Empirical Coordination of Quantum Correlations

TL;DR

This paper introduces empirical coordination for quantum correlations, analyzing optimal resource rates for simulating quantum states in networks, with implications for quantum nonlocal games and network communication.

Contribution

It establishes the optimal coordination rates for quantum networks, including classical and quantum links, and introduces a unique quantum optimization feature not present classically.

Findings

Optimal rates for classical cascade networks are derived.

Shared randomness does not reduce the resource rates.

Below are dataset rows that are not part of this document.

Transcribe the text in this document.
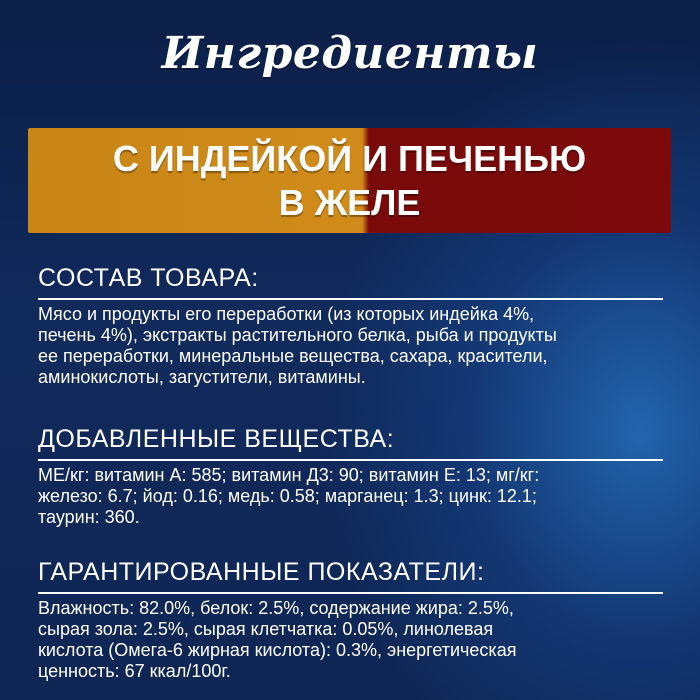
Ингредиенты
С ИНДЕЙКОЙ И ПЕЧЕНЬЮ
В ЖЕЛЕ
СОСТАВ ТОВАРА:
Мясо и продукты его переработки (из которых индейка 4%,
печень 4%), экстракты растительного белка, рыба и продукты
ее переработки, минеральные вещества, сахара, красители,
аминокислоты, загустители, витамины.
ДОБАВЛЕННЫЕ ВЕЩЕСТВА:
МЕ/кг: витамин А: 585; витамин Д3: 90; витамин Е: 13; мг/кг:
железо: 6.7; йод: 0.16; медь: 0.58; марганец: 1.3; цинк: 12.1;
таурин: 360.
ГАРАНТИРОВАННЫЕ ПОКАЗАТЕЛИ:
Влажность: 82.0%, белок: 2.5%, содержание жира: 2.5%,
сырая зола: 2.5%, сырая клетчатка: 0.05%, линолевая
кислота (Омега-6 жирная кислота): 0.3%, энергетическая
ценность: 67 ккал/100г.
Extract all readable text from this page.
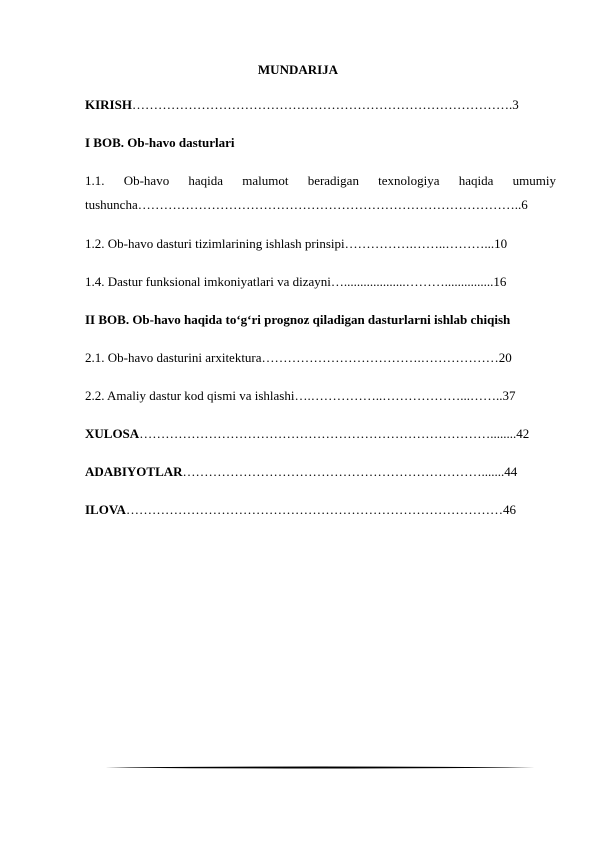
MUNDARIJA
KIRISH…………………………………………………………………………….3
I BOB. Ob-havo dasturlari
1.1. Ob-havo haqida malumot beradigan texnologiya haqida umumiy
tushuncha……………………………………………………………………………..6
1.2. Ob-havo dasturi tizimlarining ishlash prinsipi…………….……..………...10
1.4. Dastur funksional imkoniyatlari va dizayni…...................………...............16
II BOB. Ob-havo haqida to‘g‘ri prognoz qiladigan dasturlarni ishlab chiqish
2.1. Ob-havo dasturini arxitektura……………………………….………………20
2.2. Amaliy dastur kod qismi va ishlashi….……………..………………...……..37
XULOSA………………………………………………………………………........42
ADABIYOTLAR…………………………………………………………….......44
ILOVA……………………………………………………………………………46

Quantum state decomposition significantly affects performance.

Abstract

We introduce the notion of empirical coordination for quantum correlations. Quantum mechanics enables the calculation of probabilities for experimental outcomes, emphasizing statistical averages rather than detailed descriptions of individual events. This makes empirical coordination a natural and operationally meaningful framework for quantum systems - particularly in the context of nonlocal games, which rely on repeated measurements to assess performance. We begin by analyzing networks with classical links, focusing on the cascade network. For this setting, we establish the optimal coordination rates, which indicate the minimal resources required to simulate a quantum state on average. Providing the users with shared randomness, before communication begins, does not affect the optimal rates for empirical coordination. Our analysis starts with a basic two-node scenario and extends to cascade networks, including the special case of a network with an isolated node. The results can be further generalized to other networks as our analysis includes a generic achievability scheme. The optimal rate formula involves optimization over a collection of state extensions. This is a unique feature of the quantum setting, as the classical parallel does not include optimization. As demonstrated through examples, the performance depends heavily on the choice of decomposition. We then extend the framework to networks with quantum links, focusing on a broadcast setting where the receivers have side information. Finally, we discuss how our results provide new insights into the implementation and simulation of quantum nonlocal games in the empirical regime.